To be fair, monadic code does not necessarily have side effects. It's just a useful way of thinking about computational steps. `Maybe` is a monad that is completely pure and has no side effects: http://www.haskell.org/ghc/docs/latest/html/libraries/base/s...
I understand that this article is geared towards beginners, so this is probably just a simplification on the author's part. Other than that it's a great article.
There is a highly theoretical point of view which states that a "side effect" is anything other than a function A → B which takes an A and returns a B. This includes things like exceptions (A → err + B, which is Haskell's Either), state (A → (S → B * S), Haskell's State monad), and Maybe (A → () + B, as mentioned.) In fact, Haskell is only mostly pure, because it contains the nontermination effect (A → ⊥ + B, i.e. functions might not always return a value because of infinite loops.)
It's true that most of these "effects" are implemented in terms of pure functional code, e.g. the state monad—which models a very imperative construct—is also pure and has no side effects from the implementation's point of view[1].
The point is that from one point of view, these are 100% pure: "Of course, it's implemented in pure terms, so of course it's pure!" There's another point of view that they're entirely impure: "I'm manipulating state in this function, so of course it's impure!" All of which is to say, if you ignore the plumbing, the water appears out of nowhere. [invocation of Clarke's 3rd law excised for triteness]
The same could be said about Haskell itself: "Of course it's impure, because there's a call stack being destructively modified as it runs!" (Conal Elliott went the other way and suggested that C was a pure functional language[2].) It's just that, of all the monads, some of them (e.g. the IO monad, the X monad, &c) use some kind of "magic" to interface with external effectful functions, while other ones mimic state using pure functional constructs. Still—to a programmer, the Cont monad appears to jump throughout your code, making it "effectful" from an appropriate level of abstraction.

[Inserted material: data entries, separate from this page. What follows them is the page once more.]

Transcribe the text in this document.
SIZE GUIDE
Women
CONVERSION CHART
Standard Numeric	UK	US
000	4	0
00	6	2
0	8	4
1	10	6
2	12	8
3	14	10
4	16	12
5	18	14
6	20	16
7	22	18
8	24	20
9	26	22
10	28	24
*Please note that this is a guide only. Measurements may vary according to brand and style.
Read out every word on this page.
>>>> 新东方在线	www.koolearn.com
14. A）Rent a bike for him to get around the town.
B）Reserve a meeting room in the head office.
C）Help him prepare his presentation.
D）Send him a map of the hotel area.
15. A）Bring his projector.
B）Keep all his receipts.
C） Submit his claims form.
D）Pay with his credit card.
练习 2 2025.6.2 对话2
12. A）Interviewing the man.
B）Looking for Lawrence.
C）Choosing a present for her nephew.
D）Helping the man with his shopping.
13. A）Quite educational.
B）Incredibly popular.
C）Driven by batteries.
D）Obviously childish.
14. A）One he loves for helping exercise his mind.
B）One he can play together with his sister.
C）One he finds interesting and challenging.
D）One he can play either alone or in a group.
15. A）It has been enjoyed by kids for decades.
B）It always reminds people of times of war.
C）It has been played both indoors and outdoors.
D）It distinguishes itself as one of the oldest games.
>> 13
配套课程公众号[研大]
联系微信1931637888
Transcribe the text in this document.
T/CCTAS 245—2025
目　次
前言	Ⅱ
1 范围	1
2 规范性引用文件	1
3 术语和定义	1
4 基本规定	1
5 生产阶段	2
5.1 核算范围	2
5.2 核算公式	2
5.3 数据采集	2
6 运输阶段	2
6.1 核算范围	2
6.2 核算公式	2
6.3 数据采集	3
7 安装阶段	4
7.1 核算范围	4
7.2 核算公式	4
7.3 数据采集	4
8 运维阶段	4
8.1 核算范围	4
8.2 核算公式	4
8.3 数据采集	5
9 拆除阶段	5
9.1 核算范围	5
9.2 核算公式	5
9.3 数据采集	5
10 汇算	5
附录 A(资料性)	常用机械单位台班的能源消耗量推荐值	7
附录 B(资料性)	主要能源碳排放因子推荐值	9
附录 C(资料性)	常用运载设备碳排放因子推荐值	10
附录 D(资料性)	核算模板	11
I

The problem with the simplification is that you really need to understand which monad code is using to read the code.
foo >>= bar >>= baz has very different behaviors in the IO monad (it's like a shell pipe foo | bar | baz) and the Maybe monad (it's like a short-circuiting foo && bar && baz).
Not really... you're perfectly capable of reading Python code:
x = foo()
y = bar(x)
baz(y)
Knowing that any of these functions could throw an exception. How is it any different, from the reader's perspective? (Yes, it's /very/ different from an implementation perspective, but that's not what we're dealing with here...)
I understand that this article is geared towards beginners, so this is probably just a simplification on the author's part. Other than that it's a great article.